С лестницы раздаются выстрелы, потом взрыв гранаты. Похоже, Сереге Чуйкову и его товарищу не повезло, и им пришлось пробиваться с боем. Потом выстрелы стихают, но спустя какое-то время раздаются шаги. Идут двое, не крадучись, а спокойно, они выходят из прохода, и на лицах у них маски. Я испытываю облегчение – да, Чуйков мертв, но не я его убийца.

Я выскакиваю навстречу врагам, окрыленный тем, что стрелять надо в безликие фигуры, а не в своих бывших товарищей. Выстрел из ружья отбрасывает первого противника к стене, заставляя его согнуться пополам, – пуля попала в живот. Во второго я выпускаю длинную очередь из автомата, пули одна за другой втыкаются ему в грудь, и он медленно валится на бок. Судя по всему, это конец игры. Я облегченно перевожу дух, и в этот момент понимаю, что Никита не стреляла.

В этой гонке должен быть только один победитель – это диктуется законами жанра. И глупо думать, что определять его будут голосованием участников или зрителей. Раз уж Петерсон придумал разбить нас на пары, он наверняка будет последователен и предложит нам с Ники играть поодиночке. Я не согласен на такую игру, но Никита вряд ли откажется. И это значит, что мне придется убить ее. Не затем, что мне нужны эти деньги, а просто потому, что иначе она убьет меня.

- Здорово сработано, похоже, это конец, - ее бесцветный, лишенный эмоций голос раздается у меня за спиной, и я почти уверен, что ее оружие уже нацелено мне в затылок.

Кожа головы сжимается, становясь жесткой, как наждак, а сердце берет с места в карьер, стремительно наращивая частоту пульса. Магазин автомата пуст, и я выпускаю рукоять бесполезной железки и перехватываю “Ремингтон” двумя руками, одновременно отталкиваясь ногами от пола и прыгая вперед и в сторону. В прыжке я разворачиваюсь корпусом на сто восемьдесят градусов, вскидываю ружье, уперев приклад в живот (боже мой, сколько ненужных движений я делаю перед смертью!), и, падая на спину, стреляю почти наугад, думая только о том, как бы опередить Никиту. Пуля – феноменальная точность – попадает в голову, отбрасывая ее назад, как резиновый мячик, и Никита медленно падает навзничь, оставляя в воздухе красноватое облачко крови, как красной пыльцы, которую вытряхнули из цветка перед тем, как сорвать его.
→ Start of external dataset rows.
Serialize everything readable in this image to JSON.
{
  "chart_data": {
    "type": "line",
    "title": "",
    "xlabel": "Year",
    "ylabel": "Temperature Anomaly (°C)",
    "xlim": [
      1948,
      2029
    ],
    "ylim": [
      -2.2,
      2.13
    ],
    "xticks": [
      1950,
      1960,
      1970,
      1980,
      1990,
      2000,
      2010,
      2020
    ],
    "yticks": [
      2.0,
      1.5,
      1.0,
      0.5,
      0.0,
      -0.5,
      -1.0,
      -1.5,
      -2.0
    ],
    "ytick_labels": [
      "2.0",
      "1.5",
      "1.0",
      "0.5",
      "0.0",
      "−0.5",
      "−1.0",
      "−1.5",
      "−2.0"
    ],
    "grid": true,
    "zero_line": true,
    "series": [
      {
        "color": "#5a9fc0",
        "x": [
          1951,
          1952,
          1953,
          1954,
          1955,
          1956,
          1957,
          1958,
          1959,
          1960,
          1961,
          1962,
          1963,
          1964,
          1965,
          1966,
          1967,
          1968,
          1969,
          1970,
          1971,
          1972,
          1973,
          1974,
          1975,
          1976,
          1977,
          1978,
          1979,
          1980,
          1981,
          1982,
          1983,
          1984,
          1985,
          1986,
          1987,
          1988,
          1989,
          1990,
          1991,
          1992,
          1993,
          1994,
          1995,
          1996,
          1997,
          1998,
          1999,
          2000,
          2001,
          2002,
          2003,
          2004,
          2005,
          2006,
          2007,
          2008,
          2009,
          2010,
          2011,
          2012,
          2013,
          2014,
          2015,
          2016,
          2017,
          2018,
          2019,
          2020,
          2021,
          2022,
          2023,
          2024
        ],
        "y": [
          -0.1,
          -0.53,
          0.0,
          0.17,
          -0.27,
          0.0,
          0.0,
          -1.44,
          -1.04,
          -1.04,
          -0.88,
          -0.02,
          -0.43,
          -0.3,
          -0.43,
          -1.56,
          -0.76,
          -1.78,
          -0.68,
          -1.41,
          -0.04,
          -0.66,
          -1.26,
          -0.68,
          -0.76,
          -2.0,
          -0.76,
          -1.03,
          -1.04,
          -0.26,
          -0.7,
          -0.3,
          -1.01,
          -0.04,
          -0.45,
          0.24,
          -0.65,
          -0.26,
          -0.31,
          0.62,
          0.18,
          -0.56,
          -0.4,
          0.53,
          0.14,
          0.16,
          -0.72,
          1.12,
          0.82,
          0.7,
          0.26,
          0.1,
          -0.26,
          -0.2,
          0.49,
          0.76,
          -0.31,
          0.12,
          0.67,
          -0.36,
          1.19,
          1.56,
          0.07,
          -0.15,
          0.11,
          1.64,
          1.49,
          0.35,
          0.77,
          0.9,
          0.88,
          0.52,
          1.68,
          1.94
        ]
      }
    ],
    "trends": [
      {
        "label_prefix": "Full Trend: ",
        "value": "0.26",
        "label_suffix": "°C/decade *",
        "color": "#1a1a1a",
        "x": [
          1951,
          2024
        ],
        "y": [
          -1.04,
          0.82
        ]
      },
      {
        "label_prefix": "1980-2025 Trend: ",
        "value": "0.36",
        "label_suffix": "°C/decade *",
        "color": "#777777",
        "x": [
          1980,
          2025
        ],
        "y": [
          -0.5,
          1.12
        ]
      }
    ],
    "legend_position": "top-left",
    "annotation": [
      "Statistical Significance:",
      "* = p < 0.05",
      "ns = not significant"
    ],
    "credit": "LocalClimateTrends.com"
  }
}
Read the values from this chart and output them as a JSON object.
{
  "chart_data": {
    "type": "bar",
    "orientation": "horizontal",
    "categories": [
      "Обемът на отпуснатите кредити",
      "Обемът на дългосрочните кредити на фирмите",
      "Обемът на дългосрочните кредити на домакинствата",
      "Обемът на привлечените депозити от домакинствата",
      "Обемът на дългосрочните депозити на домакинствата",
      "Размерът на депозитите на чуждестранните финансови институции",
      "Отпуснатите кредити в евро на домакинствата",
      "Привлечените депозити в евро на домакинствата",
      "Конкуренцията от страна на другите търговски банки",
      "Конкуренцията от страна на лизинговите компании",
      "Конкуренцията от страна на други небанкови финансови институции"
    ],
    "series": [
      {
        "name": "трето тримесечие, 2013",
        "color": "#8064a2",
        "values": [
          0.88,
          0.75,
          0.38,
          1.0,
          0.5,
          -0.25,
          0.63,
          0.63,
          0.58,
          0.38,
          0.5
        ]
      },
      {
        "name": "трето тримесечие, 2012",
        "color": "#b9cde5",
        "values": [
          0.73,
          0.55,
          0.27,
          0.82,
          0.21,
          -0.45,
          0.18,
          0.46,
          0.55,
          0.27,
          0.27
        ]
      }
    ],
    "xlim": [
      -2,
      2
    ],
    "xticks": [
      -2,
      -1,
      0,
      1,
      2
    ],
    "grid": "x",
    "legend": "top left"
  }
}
          Я стою над ее трупом и пытаюсь понять, как же так получилось. Ведь она не собиралась стрелять в меня, ее автомат был направлен стволом вниз, почему же я не обратил на это внимания? Получается, что я хладнокровно убил свою подругу, чтобы забрать себе ее долю. Разве имею я после этого право называться человеком? “Какая нелепая случайность”, твержу про себя, прекрасно понимая, что это вовсе не случайность. И одновременно другая, подлая мысль зреет у меня в мозгу: “Я выиграл!”.

Оборачиваюсь на звук у себя за спиной и вижу Сержа Чуйкова, с окровавленным, перекошенным от боли лицом, который стоит на верхней ступени лестницы и целится в меня из автомата. Приседаю, вскидываю ружье и понимаю, что у меня нет патронов. Я знаю, что через секунду буду мертв, и почему-то я спокоен. Пули вонзаются в мое тело, такое мягкое и слабое, и я погружаюсь в невесомость, где нет ни боли, ни сокращения мышц, ни биения сердца, – в небытие. Тьма обволакивает мое сознание, и сквозь черную пелену проступает лишь одна, последняя мысль – это наказание. Это расплата за предательство, за то, что я сделал с Ники, и это справедливо.

$$$$$

          Надо мной белый потолок. Да, именно так – потолок, потому что я вижу протянутый вдоль него провод и датчик противопожарной сигнализации. Я вижу, я думаю, выходит, я жив. Неужели я не умер тогда? Пытаюсь пошевелить пальцами на руках, и это мне удается. Интересно, где это я, наверное, в каком-нибудь госпитале. Сажусь на своем ложе и вижу вокруг разных людей, какие-то странные машины, множество проводов, лежащих на полу. Похоже, это не госпиталь.

          - Одну минуточку, пожалуйста, не двигайтесь, - человек в синем комбинезоне со значком в виде серебряных букв “ПХ” на плече снимает с моей головы обруч, утыканный разъемами, к которым подключены провода от большой электронной машины.

          Еще один человек, одетый в шикарный костюм, дружески хлопает меня по плечу:

          - Отлично, парень, как бета-тестер нашей новой системы виртуального гейминга, ты имеешь право на десятипроцентную скидку на все товары нашей фирмы. Зайди в отдел продаж, там тебе оформят дисконтную карту.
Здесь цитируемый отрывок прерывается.